Posted Monday 02 Mar 2015
This year we have four talented WIFT members, across three different projects, successful in landing themselves a Loading Docs slot.
If you feel at all inclined to support these filmmakers here is your chance to help get these projects off the ground!!
10 short documentary teams have been selected to participate in Loading Docs 2015. Each project has to raise $2000 from crowd funding, and once this target is met, Loading Docs will contribute another $4000 worth of production funds, plus a post production package at Toybox and Sale St Audio. Each project will also receive ongoing mentoring and support through the production process.
These crowd funding campaigns are run through the arts funding website Boosted.org.nz, and will run for one month, ending on April 1st. The documentaries will be completed in the first half of the year, and released in July.
Conversations With Pets
Directors Justin Hawkes & Ian Hart, WIFT member Producer Hayley Cunningham
Filmmaker location: Auckland
Documentary location: Christchurch
http://www.boosted.org.nz/projects/conversations-with-pets
Imagine if you could have a conversation with your pet... Faye Rogers can.
World renowned animal communicator Faye Rogers can converse with animals telepathically, over the phone, living or even dead. Conversations with Pets explores Faye's connection with her own pets. Will Faye's own animals, past and present, open up on camera? Conversations With Pets is Dr Doolittle meets Babe, Turner and Hooch meets Ghost in short documentary form.
Killer App
Director/Producers Wendell Cooke, WIFT member Jeremy Macey
Filmmaker location: Wellington
Documentary location: Wellington
http://www.boosted.org.nz/projects/killer-app
Over hot drinks and a potluck afternoon tea, a group of senior Wellingtonians discuss the best ways to die.
The Wellington members of Exit International, a voluntary euthanasia organisation, meet several times a year and, over cups of tea and potluck snacks, discuss the latest developments in the world of euthanasia. Killer App will go behind the contemporary debate - should voluntary euthanasia be legal? - and show how these lively, independent-minded people are responding to the current situation. Their connection with each other is evident: in addition to trading information and tips, Exit members give each other much-needed emotional support and laughter while sharing their own 'exit plans'. How would we feel in their situation, and what are our hopes and fears around our own mortality?
No Lights, No Lycra
WIFT members Director Rowena Baines, Producer Paula Jones
Filmmaker location: Auckland
Documentary location: Auckland
http://www.boosted.org.nz/projects/no-lights-no-lycra
We all go a little wilder when we think nobody is watching.

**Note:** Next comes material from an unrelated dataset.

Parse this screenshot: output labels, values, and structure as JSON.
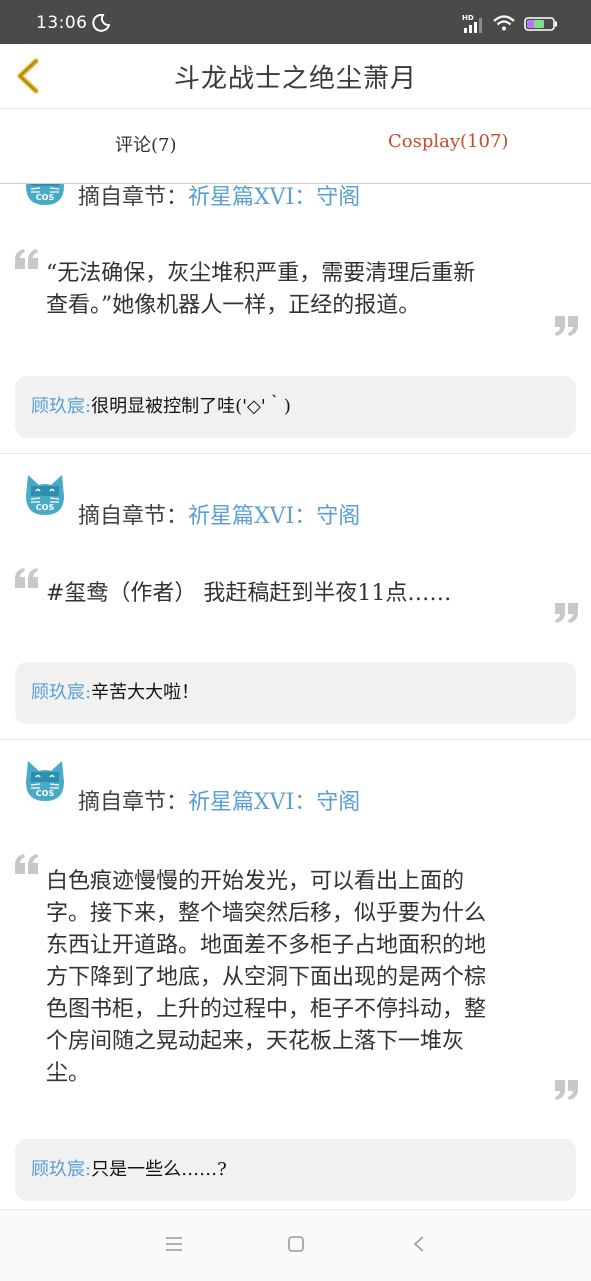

In a vacuum of light, a group of shower-singing, lounge-lunging individuals lose their inhibitions and cast off their social masks. It's called "No Lights, No Lycra" - a weekly hour of intense free dancing in the dark at Auckland's Grey Lynn Hall. When the doors are closed, lights are turned off and the music starts, the reaction of the crowd is electric. The transformative power of dance is evident at the end as sweaty, elated people burst out into the fresh night air, laughter and steam pouring out with them. No Lights No Lycra follows a first-timer's experience, taking us from a sleepy Auckland suburb to the 'explosion' of the dance. We all get a little wilder when nobody's watching.